International holiday is a dream for many and an adventure for a fortunate few. International travel is always desired by many of you because of the thrill it provides. You get to explore new lands, meet new people, experience new cultures, explore the place’s history and, of course, shop. The number of outbound tourists from India is on the rise. International travel is cost intensive, no doubt. However, it can be affordable if you plan it right. You need to create a travel fund to fund your dream holiday. And it needs to start somewhere. Just Rs 5000 invested monthly for 1-2 years and you can plan your dream holiday.
A corpus of around Rs 1 lakh is enough to cover you in many foreign locales such as Vietnam, Thailand, Dubai, Sri Lanka and Maldives. So, now you know the top 5 destinations for your limited budget. But how do you plan your finances for this holiday?
As mentioned earlier, just investing Rs 5000 per month for a couple of years would let you enjoy a trip to any of the aforementioned places. But do you know how?
First, you should select an investment avenue to save your monthly investment of Rs 5000. The instrument should keep your money safe and offer moderate to good returns.
Here are two such options which you can pick:
Recurring deposits
Recurring deposits are popular because they promise fixed returns and your money is safe in your bank. You can invest any amount in the scheme every month for a desired period of time. So, you can choose to invest Rs 5000 every month in a recurring deposit scheme with tenures of 12 or 24 months. The returns are decent and you can accumulate a good corpus after a couple of years to take an international trip.
Systematic Investment Plans of Mutual Funds
Systematic Investment Plans or SIPs are another monthly investment avenue which is good. You can invest Rs 5000 in an SIP of your choice and get good returns. What’s more, if you invest in equity funds, your units redeemed after 12 months are tax-free. So a monthly SIP for 12 months becomes 100% tax-free in 24 months. An equity fund has market risks. If you’d like to earn a moderate rate of return while keeping your money safe, you may be better of purchasing a liquid fund every month.
Here is a comparative analysis of both these avenues:
Points of discussion | Recurring deposits (RDs) | Equity SIPs |
How to invest | Through a bank or financial institution. Can be done online or offline. | Through a mutual fund house. Can be bought directly or from a broker. Both online and offline modes of purchase are available. |
How to redeem | RDs have a pre-fixed term which is chosen by you.

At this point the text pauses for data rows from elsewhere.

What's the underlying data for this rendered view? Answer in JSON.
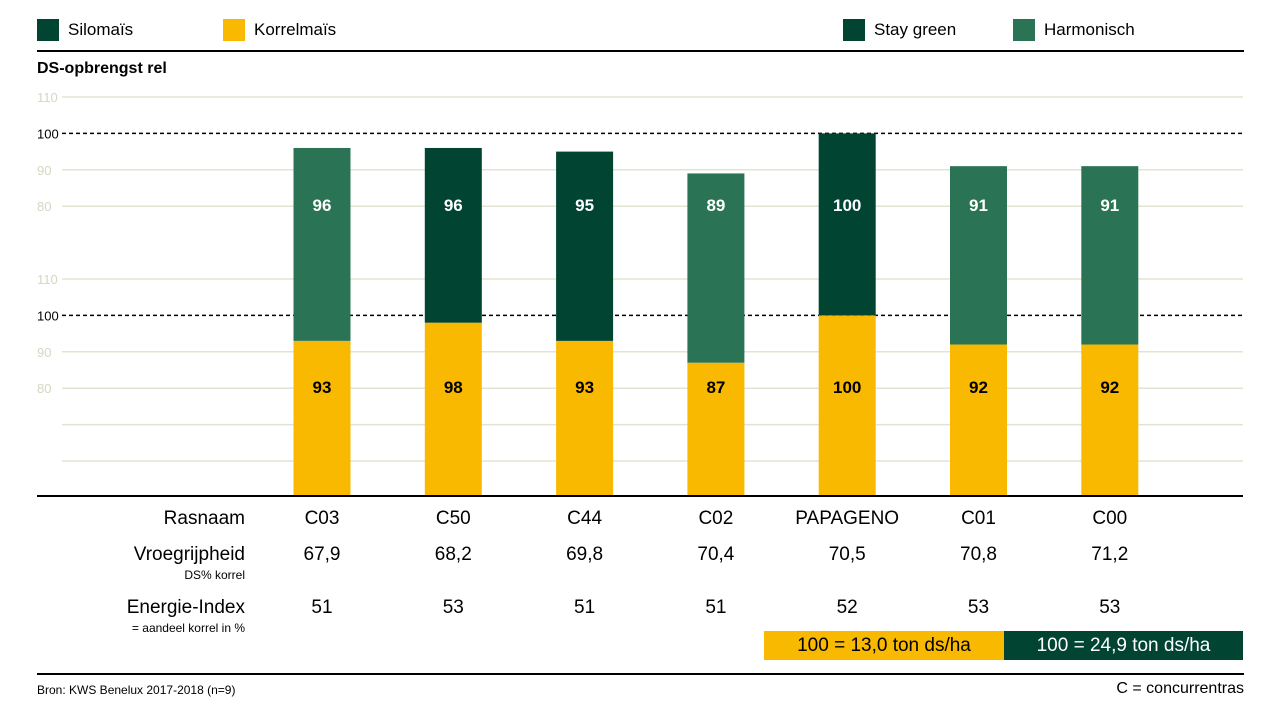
{
  "colors": {
    "silomais": "#004431",
    "korrelmais": "#f9b900",
    "harmonisch": "#2a7455",
    "stay_green": "#004431",
    "grid": "#e3e3d2",
    "tick": "#d6d6c2"
  },
  "legend": [
    {
      "label": "Silomaïs",
      "color": "#004431"
    },
    {
      "label": "Korrelmaïs",
      "color": "#f9b900"
    },
    {
      "label": "Stay green",
      "color": "#004431"
    },
    {
      "label": "Harmonisch",
      "color": "#2a7455"
    }
  ],
  "chart_data": {
    "type": "bar",
    "title": "DS-opbrengst rel",
    "categories": [
      "C03",
      "C50",
      "C44",
      "C02",
      "PAPAGENO",
      "C01",
      "C00"
    ],
    "series": [
      {
        "name": "Silomaïs",
        "values": [
          96,
          96,
          95,
          89,
          100,
          91,
          91
        ],
        "types": [
          "Harmonisch",
          "Stay green",
          "Stay green",
          "Harmonisch",
          "Stay green",
          "Harmonisch",
          "Harmonisch"
        ]
      },
      {
        "name": "Korrelmaïs",
        "values": [
          93,
          98,
          93,
          87,
          100,
          92,
          92
        ]
      }
    ],
    "upper_axis": {
      "ticks": [
        110,
        100,
        90,
        80
      ],
      "ylim": [
        70,
        110
      ]
    },
    "lower_axis": {
      "ticks": [
        110,
        100,
        90,
        80
      ],
      "ylim": [
        60,
        110
      ]
    },
    "reference_line": 100
  },
  "table": {
    "rows": [
      {
        "label": "Rasnaam",
        "sub": "",
        "values": [
          "C03",
          "C50",
          "C44",
          "C02",
          "PAPAGENO",
          "C01",
          "C00"
        ]
      },
      {
        "label": "Vroegrijpheid",
        "sub": "DS% korrel",
        "values": [
          "67,9",
          "68,2",
          "69,8",
          "70,4",
          "70,5",
          "70,8",
          "71,2"
        ]
      },
      {
        "label": "Energie-Index",
        "sub": "= aandeel korrel in %",
        "values": [
          "51",
          "53",
          "51",
          "51",
          "52",
          "53",
          "53"
        ]
      }
    ]
  },
  "notes": {
    "korrel": "100 = 13,0 ton ds/ha",
    "silo": "100 = 24,9 ton ds/ha"
  },
  "footer": {
    "source": "Bron: KWS Benelux 2017-2018 (n=9)",
    "legend_c": "C = concurrentras"
  }
}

Once the term is over, the deposit is automatically redeemed. | Redemption can be done online or offline by submitting a request to the mutual fund house. |
Tenure | Any tenure as per your choice | Any tenure as per your choice |
Taxation | Investments and interest earned are both taxable | Investments are taxable. If redeemed after 12 months of investment, the returns are tax-free. |
After you have selected your investment medium and accumulated a corpus, use the money to plan your holiday. You can book your tickets, make hotel reservations or use the money to buy forex. You can also buy travel cards which enable you to carry money in plastic form, thus providing security against theft.
If you are also dreaming of an international holiday, wait no more. There are budget-friendly destinations which you can explore if you invest a few thousand rupees every month. Be careful when choosing the investment instrument though.